Indirect methods watch for what an extension does rather than what it ships: ad blockers remove elements with bait class names, password managers inject icons into form fields, and grammar checkers add overlays. A site plants bait and watches whether it gets altered, the way you might leave a marked item out to see if someone touches it.
Why it matters for bot detection
For anti-bot purposes the signal cuts both ways. A real human profile usually carries a handful of common extensions (uBlock Origin, a password manager). A freshly spun headless profile - a browser launched with no visible window and a blank slate - carries none, which, combined with empty history and a default font set, paints a clear automation picture. Conversely, some automation frameworks inject their own helper extensions whose resources are detectable directly. The realistic profile for scraping mirrors a believable human: a small, plausible extension set rather than a sterile blank slate.
Avoiding extension tells in automation
Two things give automation away here. First, automation-specific extensions and helpers (old Selenium IDE artifacts, injected helper scripts) expose web_accessible_resources that a page can probe for with a simple image or fetch load.

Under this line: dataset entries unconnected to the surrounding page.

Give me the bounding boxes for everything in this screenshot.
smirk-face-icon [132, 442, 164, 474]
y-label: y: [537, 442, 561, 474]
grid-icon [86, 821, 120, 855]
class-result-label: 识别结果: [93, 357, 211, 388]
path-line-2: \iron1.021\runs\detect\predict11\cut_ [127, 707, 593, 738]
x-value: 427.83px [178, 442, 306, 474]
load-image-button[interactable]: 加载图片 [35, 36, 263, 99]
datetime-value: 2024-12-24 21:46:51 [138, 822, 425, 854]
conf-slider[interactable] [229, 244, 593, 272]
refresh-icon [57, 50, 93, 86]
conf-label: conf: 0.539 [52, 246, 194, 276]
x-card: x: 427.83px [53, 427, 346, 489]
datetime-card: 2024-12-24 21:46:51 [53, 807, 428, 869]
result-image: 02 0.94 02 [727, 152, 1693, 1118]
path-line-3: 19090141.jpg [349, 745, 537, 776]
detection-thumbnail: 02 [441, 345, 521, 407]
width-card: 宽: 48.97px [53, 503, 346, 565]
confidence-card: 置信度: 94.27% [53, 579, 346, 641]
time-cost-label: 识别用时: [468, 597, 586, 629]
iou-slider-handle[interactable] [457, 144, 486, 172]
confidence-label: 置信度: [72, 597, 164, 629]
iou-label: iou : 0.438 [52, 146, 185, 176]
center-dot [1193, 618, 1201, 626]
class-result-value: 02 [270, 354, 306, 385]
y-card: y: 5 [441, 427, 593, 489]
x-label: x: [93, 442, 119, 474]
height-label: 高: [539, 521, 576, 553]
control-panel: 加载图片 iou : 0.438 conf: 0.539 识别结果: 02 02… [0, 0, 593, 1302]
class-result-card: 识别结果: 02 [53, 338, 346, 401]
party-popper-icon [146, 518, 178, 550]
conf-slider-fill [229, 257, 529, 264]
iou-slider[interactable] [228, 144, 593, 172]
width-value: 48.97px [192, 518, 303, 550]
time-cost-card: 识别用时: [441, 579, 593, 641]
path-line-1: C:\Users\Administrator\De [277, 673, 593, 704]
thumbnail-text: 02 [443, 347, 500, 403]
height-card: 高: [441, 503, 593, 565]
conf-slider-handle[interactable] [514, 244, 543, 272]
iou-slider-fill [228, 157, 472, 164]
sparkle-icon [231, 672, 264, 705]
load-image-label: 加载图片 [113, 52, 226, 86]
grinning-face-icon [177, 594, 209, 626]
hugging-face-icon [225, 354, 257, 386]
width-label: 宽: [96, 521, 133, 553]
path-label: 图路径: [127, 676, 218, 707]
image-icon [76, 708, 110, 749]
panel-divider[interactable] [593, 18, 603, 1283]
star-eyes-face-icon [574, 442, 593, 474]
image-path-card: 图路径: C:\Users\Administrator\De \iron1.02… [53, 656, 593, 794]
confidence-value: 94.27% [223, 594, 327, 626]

Second, the absence of any extension at all - no ad blocker, no password manager, none of the resource-blocking behaviour a real user's browser exhibits - is itself a weak signal that you are a clean automation profile.
The fix is to drive the browser through the DevTools Protocol (Chrome's built-in remote-control interface) rather than injected extensions, so there are no chrome-extension:// resources to fingerprint, and to let the profile look ordinarily "lived-in" rather than pristine. Tools like Camoufox and managed scraping backends aim for this middle ground: no automation-specific extensions to detect, but a realistic, coherent profile rather than an obviously empty one.